Purification and characterization of beta-N-acetylhexosaminidase from rice seeds

N-Acetyl-beta-D-hexosaminidase (beta-HexNAc'ase) (EC 3.2.1.52) was purified from rice seeds (Oryza sativa L. var. Dongjin) using ammonium sulfate (80%) precipitation, Sephadex G-150, CM-Sephadex, and DEAE-Sephadex chromatography, sequentially. The activities were separated into 7 fractions (Fsub1;- F7sub7) by CM-Sephadex chromatography. Among them, F6 was further purified to homogeneity with a 13.0% yield and 123.3 purification-fold. The molecular mass was estimated to be about 52 kDa on SDS-PAGE and 37.4 kDa on Sephacryl S- 300 gel filtration. The Enzyme catalyzed the hydrolysis of both p-nitrophenyl-N-acetyl-beta-D-glucosaminide (pNP-GlcNAc) and p-nitrophenyl-N-acetyl-beta-D-galactosaminide (pNPGalNAc) as substrates, which are typical properties of beta-HexNAc'ase. The ratio of the pNP-GlcNAc'ase activity to the pNP-GalNAc'ase activity was 4.0. However, it could not hydrolyze chitin, chitosan, pNP-beta-glucopyranoside, or pNP-beta-galactopyranoside.

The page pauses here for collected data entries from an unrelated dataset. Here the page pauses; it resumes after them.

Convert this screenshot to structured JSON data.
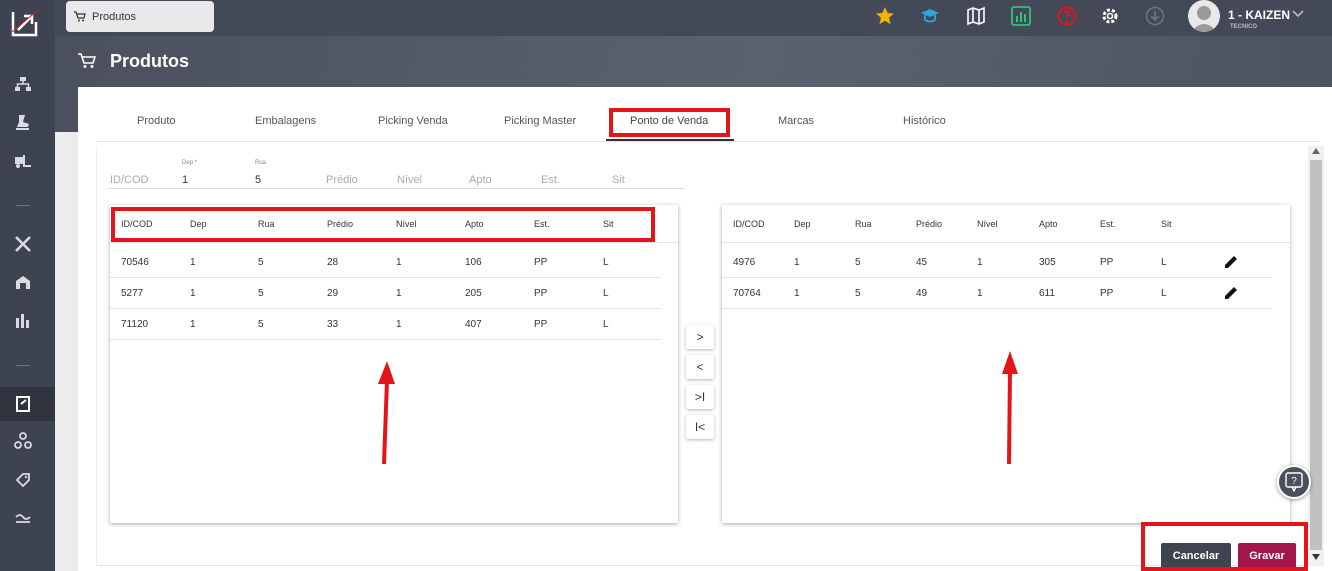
{
  "app": {
    "tab_title": "Produtos",
    "page_title": "Produtos",
    "user": {
      "name": "1 - KAIZEN",
      "role": "TECNICO"
    }
  },
  "colors": {
    "highlight": "#e4141b",
    "save": "#a1174c",
    "cancel": "#3f4451",
    "sidebar": "#3d4350"
  },
  "topbar_icons": [
    "star-icon",
    "graduation-cap-icon",
    "map-icon",
    "dashboard-icon",
    "help-circle-icon",
    "settings-icon",
    "download-icon"
  ],
  "sidebar_icons": [
    "sitemap-icon",
    "stamp-icon",
    "forklift-icon",
    "tools-icon",
    "warehouse-icon",
    "chart-bars-icon",
    "document-edit-icon",
    "boxes-icon",
    "tag-icon",
    "flow-icon"
  ],
  "tabs": [
    {
      "label": "Produto"
    },
    {
      "label": "Embalagens"
    },
    {
      "label": "Picking Venda"
    },
    {
      "label": "Picking Master"
    },
    {
      "label": "Ponto de Venda"
    },
    {
      "label": "Marcas"
    },
    {
      "label": "Histórico"
    }
  ],
  "filters": {
    "idcod": {
      "placeholder": "ID/COD"
    },
    "dep": {
      "label": "Dep *",
      "value": "1"
    },
    "rua": {
      "label": "Rua",
      "value": "5"
    },
    "predio": {
      "placeholder": "Prédio"
    },
    "nivel": {
      "placeholder": "Nível"
    },
    "apto": {
      "placeholder": "Apto"
    },
    "est": {
      "placeholder": "Est."
    },
    "sit": {
      "placeholder": "Sit"
    }
  },
  "columns": [
    "ID/COD",
    "Dep",
    "Rua",
    "Prédio",
    "Nível",
    "Apto",
    "Est.",
    "Sit"
  ],
  "left_rows": [
    [
      "70546",
      "1",
      "5",
      "28",
      "1",
      "106",
      "PP",
      "L"
    ],
    [
      "5277",
      "1",
      "5",
      "29",
      "1",
      "205",
      "PP",
      "L"
    ],
    [
      "71120",
      "1",
      "5",
      "33",
      "1",
      "407",
      "PP",
      "L"
    ]
  ],
  "right_rows": [
    [
      "4976",
      "1",
      "5",
      "45",
      "1",
      "305",
      "PP",
      "L"
    ],
    [
      "70764",
      "1",
      "5",
      "49",
      "1",
      "611",
      "PP",
      "L"
    ]
  ],
  "move_buttons": [
    ">",
    "<",
    ">I",
    "I<"
  ],
  "actions": {
    "cancel": "Cancelar",
    "save": "Gravar"
  }
}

The Enzyme showed K(M), V(max) and K(cat) for pNP-GlcNAc of 1.65mM, 79.49mM min(1), and 4.79 x 10(6) min(1), respectively. The comparison of kinetic values for pNPGlcNAc and pNP-GalNAc revealed that the two Enzyme activities are associated with a single binding site. The purified Enzyme exhibited optimum pH and temperature for pNPGlcNAc of 5.0 and 50 degrees C, respectively. The Enzyme activity for pNP-GlcNAc was stable at pH 5.0-5.5 and 20-40 degrees C. The Enzyme activity was completely inhibited at a concentration of 0.1 mM HgCl(2) and AgNO(3), suggesting that the intact thiol group is essential for activity. Chloramine T completely inhibited the activity, indicating the possible involvement of methionines in the mechanism of the Enzyme.